Of course, BIRT is only nine months old. It’s not necessarily based on a pre-existing code base, either, like the original Eclipse IDE effort was (in 2001, IBM Corp. donated more than $40 million in code to kick start Eclipse). So how does Thoma—who knows something about enterprise reporting tools—think it stacks up to Actuate’s own offerings or those from other vendors? Not surprisingly, he demurs when asked to compare BIRT to Actuate’s own reporting tool, but—switching gears—suggests that release 1.0 does at least approximate the capabilities of a well-known tool such as Crystal.
“I think it’s about 80 percent of what Crystal does, although one big difference between BIRT and Crystal is that BIRT has no server,” he observes. “There’s also at least one feature in Crystal that’s not in BIRT: matrix support. But one thing Java developers like about BIRT is that it’s open source and is written in Java. Because it’s 100 percent pure Java, it can interoperate with all of the other technical parts of their environment.”

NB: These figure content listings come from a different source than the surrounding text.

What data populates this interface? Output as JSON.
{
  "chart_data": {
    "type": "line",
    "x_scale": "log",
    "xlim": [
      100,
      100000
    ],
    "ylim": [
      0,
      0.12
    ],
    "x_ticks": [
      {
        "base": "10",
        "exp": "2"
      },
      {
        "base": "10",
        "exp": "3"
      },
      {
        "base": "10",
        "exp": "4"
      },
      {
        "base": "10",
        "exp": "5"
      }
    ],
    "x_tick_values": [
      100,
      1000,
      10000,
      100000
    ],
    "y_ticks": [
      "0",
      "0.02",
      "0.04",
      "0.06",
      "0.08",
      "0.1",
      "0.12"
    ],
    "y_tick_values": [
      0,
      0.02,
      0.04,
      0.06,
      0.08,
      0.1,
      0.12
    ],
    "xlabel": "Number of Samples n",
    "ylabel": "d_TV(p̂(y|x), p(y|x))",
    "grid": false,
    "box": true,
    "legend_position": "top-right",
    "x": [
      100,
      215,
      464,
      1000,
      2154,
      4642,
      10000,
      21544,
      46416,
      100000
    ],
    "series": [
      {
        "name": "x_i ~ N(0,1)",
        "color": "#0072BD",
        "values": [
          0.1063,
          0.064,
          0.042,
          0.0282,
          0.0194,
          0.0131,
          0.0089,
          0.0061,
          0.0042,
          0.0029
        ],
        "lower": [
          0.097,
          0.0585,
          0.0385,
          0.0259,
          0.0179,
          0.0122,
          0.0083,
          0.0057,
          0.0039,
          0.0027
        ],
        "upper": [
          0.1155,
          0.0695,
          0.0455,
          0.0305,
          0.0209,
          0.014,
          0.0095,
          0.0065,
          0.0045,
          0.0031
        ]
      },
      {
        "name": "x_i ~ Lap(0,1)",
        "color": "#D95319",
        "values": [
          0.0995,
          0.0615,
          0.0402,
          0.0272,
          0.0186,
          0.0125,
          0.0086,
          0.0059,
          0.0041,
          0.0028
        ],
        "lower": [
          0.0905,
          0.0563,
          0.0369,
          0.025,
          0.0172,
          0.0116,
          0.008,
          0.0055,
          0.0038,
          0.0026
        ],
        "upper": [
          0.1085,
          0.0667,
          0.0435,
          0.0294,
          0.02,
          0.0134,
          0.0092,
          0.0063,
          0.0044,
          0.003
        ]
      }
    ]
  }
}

When Big Blue kicked off Eclipse four years ago, its goal was to spur the development of a one-size-fits-all integrated development environment (IDE) on which it could base its own WebSphere Studio IDE. Today, IBM takes the base Eclipse IDE, customizes it, and resells it as WebSphere Studio. IBM trails only Borland among pay-for-use Java tool vendors—and Eclipse, itself, is the Java IDE of choice for the mast majority of code-jockeys.
What, then, does Actuate hope to get out of its involvement with BIRT? Pretty much the same thing, says Thoma—albeit on a smaller scale. “IBM was able to ride the disruptive potential of open-source [software], with Eclipse going from 0 to 65 percent over a three-plus-year vantage point. But also IBM itself is now a leader in the Java IDE space,” he says. “You have to be the first in so you don’t get commoditized out of the world, and with the first top-level business intelligence reporting tool for Eclipse, we’re in there first.”
To that end, Actuate plans to offer a branded, pay-for-use version of the Eclipse-based tool, called Actuate BIRT, which Thoma says will be fully supported and indemnified by his company. “Actuate BIRT — is really just intended to make sure that BIRT gets wide adoption, it’s kind of a recognition that customers want one throat to choke [i.e., a software vendor] if something goes wrong."
Stephen Swoyer is a Nashville, TN-based freelance journalist who writes about technology.